HASKINS & SELLS
CERTIFIED PUBLIC ACCOUNTANTS
BULLETIN EXECUTIVE OFFICES
HASKINS & SELLS BUILDING
37 WEST 39TH ST., NEW YORK
SALT LAKE CITY
VOL. V NEW YORK, NOVEMBER 15, 1922 No. 11
The Public Demand
PROSPECTIVE purchasers of securities
have a right to ask certain
pointed questions. What about safety
of principal, rate of return on investment,
continuity of return, saleability? Have
the accounts of the company, whose securities
are being offered, been audited
by a reliable firm of accountants? What
do the financial statements show?
Seldom are all the questions answered
in the information issued to the public.
Newspaper advertisements offering securities
vary greatly in form and content.
Such information as appears usually is
summarized from letters of officers who
many not be said to be disinterested. An
examination of several hundred newspaper
announcements which have appeared
within the past six months shows that
only one-fourth of such announcements
referred to accountants as having audited
the accounts. In some cases where accountants
were employed their names were
not mentioned; nor was reference made
to the fact of the employment. In not
one case was an offer made to furnish a
balance sheet or income statement.
The investing public is but an aggregate
of individuals. Funds for investment
originate with the individual. The
demand of the public is but the demand
of a certain number of individuals.
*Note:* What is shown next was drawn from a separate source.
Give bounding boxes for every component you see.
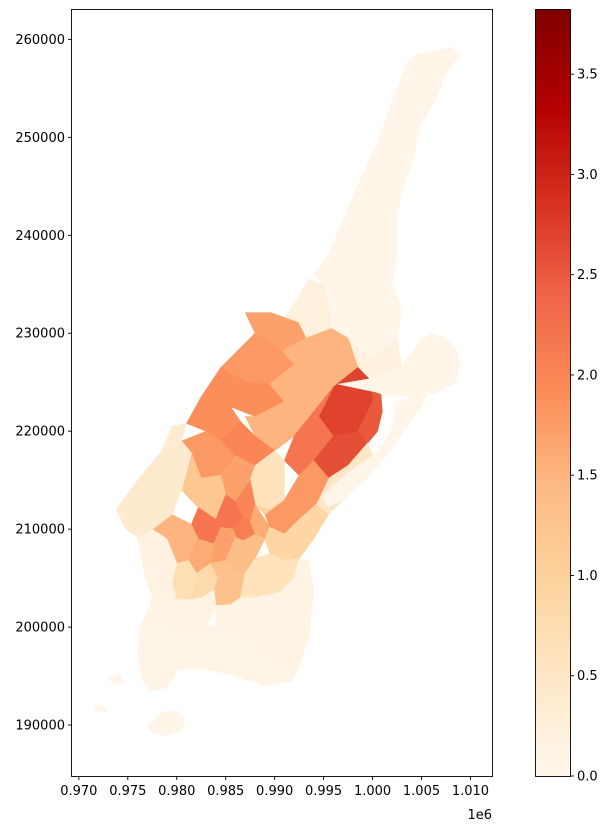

Where
is the individual investor who is not concerned
with the questions propounded?
There is a big demand for securities,
but they must be securities properly accredited;
not merely issues in which some
distributing agency is particularly interested.
The public is demanding a clean-cut
showing on the questions raised.
Thus, the financial statements and certificate
of the unbiased public accountant
prove a strong force to the worthy entrepreneur
seeking funds, and his agent who
markets the securities, in satisfying the
demands for information on the part of
the wise investor.
It is not sufficient that offerings are
based on investigation or audit. Such
procedure is but an incident in establishing
the issue in the estimation of the investor.
Regular and systematic examination of a
company's financial affairs is essential to
continued peace and satisfaction of investors.